NEDERLANDS
P/N 10112828
NEDERLANDS
GEBRUIKSAANWIJZING
1. Werking en toepassing: De kop van de MSA Workman Tripod is gemaakt van een aluminium legering en de poten van een aluminium legering met hoge treksterkte. De
Tripod voldoet aan EN 795-2012, klasse B en aan het Technisch voorschrift van de Euraziatische douane-unie "Veiligheid van Persoonlijke Beschermingsmiddelen" TP TC
019/2011, het "Technisch voorschrift voor Persoonlijke Beschermingsmiddelen" en DSTU EN 795:2006 norm van de Oekraïne. De Tripod is een tijdelijke, transporteerbare
verankeringsvoorziening van een persoonlijk valbeveiligings- en reddingsysteem. De Tripod kan gebruikt worden voor valbeveiliging, redding of evacuatie, afhankelijk van welke
bevestigingselementen aanwezig zijn. De MSA Workman Tripod is ontworpen voor gebruik door één persoon met een gecombineerd totaal gewicht van niet meer dan 181 kg,
inclusief kleding, gereedschap en andere voorwerpen die de gebruiker bij zich heeft. Deze capaciteit is in overeenstemming met EN795. Wanneer de MSA Workman Winch wordt
gemonteerd op de MSA Workman Tripod, zoals beschreven in het volgende hoofdstuk, is deze configuratie geschikt voor het ophijsen, neerlaten en positioneren van of personen
met een maximum gewicht van 140 kg of materiaal met een maximum gewicht van 225 kg. Deze toepassingen en capaciteiten zijn in overeenstemming met Machinerichtlijn
2006/42/EG. Wanneer de Tripod wordt gebruikt als onderdeel van een valbeveiligingssysteem, moet de gebruiker uitgerust zijn met middelen om de maximale dynamische
krachten te beperken, die worden uitgeoefend op de gebruiker tijdens het stoppen van een val tot een maximum van 6 kN. Gebruik de Workman Tripod nooit om personen en
materiaal tegelijk op te hijsen, neer te laten of te positioneren. Afbeelding 32 toont de configuraties van optionele accessoires en typische toepassingen van deze systemen.
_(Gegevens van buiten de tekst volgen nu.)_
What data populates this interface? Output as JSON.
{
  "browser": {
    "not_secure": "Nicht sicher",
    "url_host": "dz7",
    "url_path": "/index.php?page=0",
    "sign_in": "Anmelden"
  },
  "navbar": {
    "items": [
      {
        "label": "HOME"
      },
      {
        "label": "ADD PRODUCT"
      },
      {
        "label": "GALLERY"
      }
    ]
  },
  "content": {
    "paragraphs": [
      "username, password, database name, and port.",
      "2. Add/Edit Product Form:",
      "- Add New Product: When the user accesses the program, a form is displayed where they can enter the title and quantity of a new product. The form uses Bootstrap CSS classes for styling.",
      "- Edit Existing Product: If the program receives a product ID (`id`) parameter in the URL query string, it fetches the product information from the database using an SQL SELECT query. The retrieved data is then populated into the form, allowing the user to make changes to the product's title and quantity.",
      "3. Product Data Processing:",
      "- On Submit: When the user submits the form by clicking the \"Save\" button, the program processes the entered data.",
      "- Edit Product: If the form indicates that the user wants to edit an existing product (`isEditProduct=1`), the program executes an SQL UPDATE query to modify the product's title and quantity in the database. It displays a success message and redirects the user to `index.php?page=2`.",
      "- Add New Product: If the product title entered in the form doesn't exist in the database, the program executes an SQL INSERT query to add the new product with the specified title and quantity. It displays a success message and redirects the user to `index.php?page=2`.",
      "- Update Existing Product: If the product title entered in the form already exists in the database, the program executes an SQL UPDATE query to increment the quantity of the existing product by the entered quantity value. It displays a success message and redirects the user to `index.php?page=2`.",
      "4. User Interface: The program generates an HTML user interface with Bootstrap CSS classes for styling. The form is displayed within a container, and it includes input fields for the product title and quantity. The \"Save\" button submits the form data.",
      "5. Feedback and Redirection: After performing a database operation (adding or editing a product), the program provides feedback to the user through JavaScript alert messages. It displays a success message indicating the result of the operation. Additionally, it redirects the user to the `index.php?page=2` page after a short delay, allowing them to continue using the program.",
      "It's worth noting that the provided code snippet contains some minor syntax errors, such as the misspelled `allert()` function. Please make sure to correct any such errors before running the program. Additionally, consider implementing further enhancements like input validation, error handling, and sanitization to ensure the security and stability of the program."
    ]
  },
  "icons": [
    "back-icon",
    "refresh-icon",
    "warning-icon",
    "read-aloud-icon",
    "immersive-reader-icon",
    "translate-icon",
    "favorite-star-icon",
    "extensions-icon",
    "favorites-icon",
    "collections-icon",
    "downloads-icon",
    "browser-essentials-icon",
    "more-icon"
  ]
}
2. Gebruik van de bevestigingselementen van de MSA Workman Tripod: (1) De op zijkant gemonteerde wartelogen (AFB 6) zijn bestemd voor persoonlijke valbeveiligingssystemen,
zoals een flexibele ankerlijn (EN353-2, DSTU EN 353-2:2006, TP TC 019/2011), een RTFA (zelfoprolbare valbeveiliger), of een reddings-RTFA. Raadpleeg de bijbehorende
gebruiksaanwijzing bij deze producten voor installatie en gebruik van deze optionele componenten. (2) Het centrale warteloog wordt gebruikt voor bevestiging van accessoires
zoals de MSA klemkatrol, ond.nr. 506222, voor MSA Workman Winch (AFB 4&7). Als het centrale warteloog niet wordt gebruikt voor de MSA Workman Winch, dan kan het centrale
warteloog gebruikt voor bevestiging van een flexibele ankerlijn, RTFA of reddings-RTFA. (3) De MSA Workman reddings-RTFA en Workman Winch worden bevestigd aan de
Tripod samen met de MSA klemkatrollen, ond.nr. 506222 en karabijnhaken, ond.nr. 10129888. (4) De MSA reddings-RTFA en Workman Winch worden aan de Tripod bevestigd
met behulp van integrale montagebeugels voor de poten. (5) Er is één positieve vergrendelingspen in elke verlengbare poot. Elke pen wordt door de geselecteerde gaten in de
bovenste en onderste poot gestoken, wanneer de poot op de juiste lengte is gebracht. De knop op het uiteinde van de pen moet worden ingedrukt en ingedrukt worden gehouden
terwijl de positieve vergrendelingspen wordt ingestoken of uit de driepoot wordt verwijderd (AFB 8). De MSA RTFA of reddings-RTFA kunnen ook direct worden gemonteerd op
een op de zijkant gemonteerd warteloog met een karabijnhaak die voldoet aan EN 362. De belastingcapaciteit van een reddings-RTFA, indien rechtstreeks gemonteerd op het
warteloog op de zijkant van de MSA Workman Tripod is 140 kg. (6) De pootspanband is nodig om de positie van de Tripod-poten te handhaven en om de krachten die tijdens
gebruik worden uitgeoefend op het systeem (AFB 52) te verdelen. Tripods hebben aan de voet van elk onderste been bevestigingen waar de band doorheen kan worden gehaald.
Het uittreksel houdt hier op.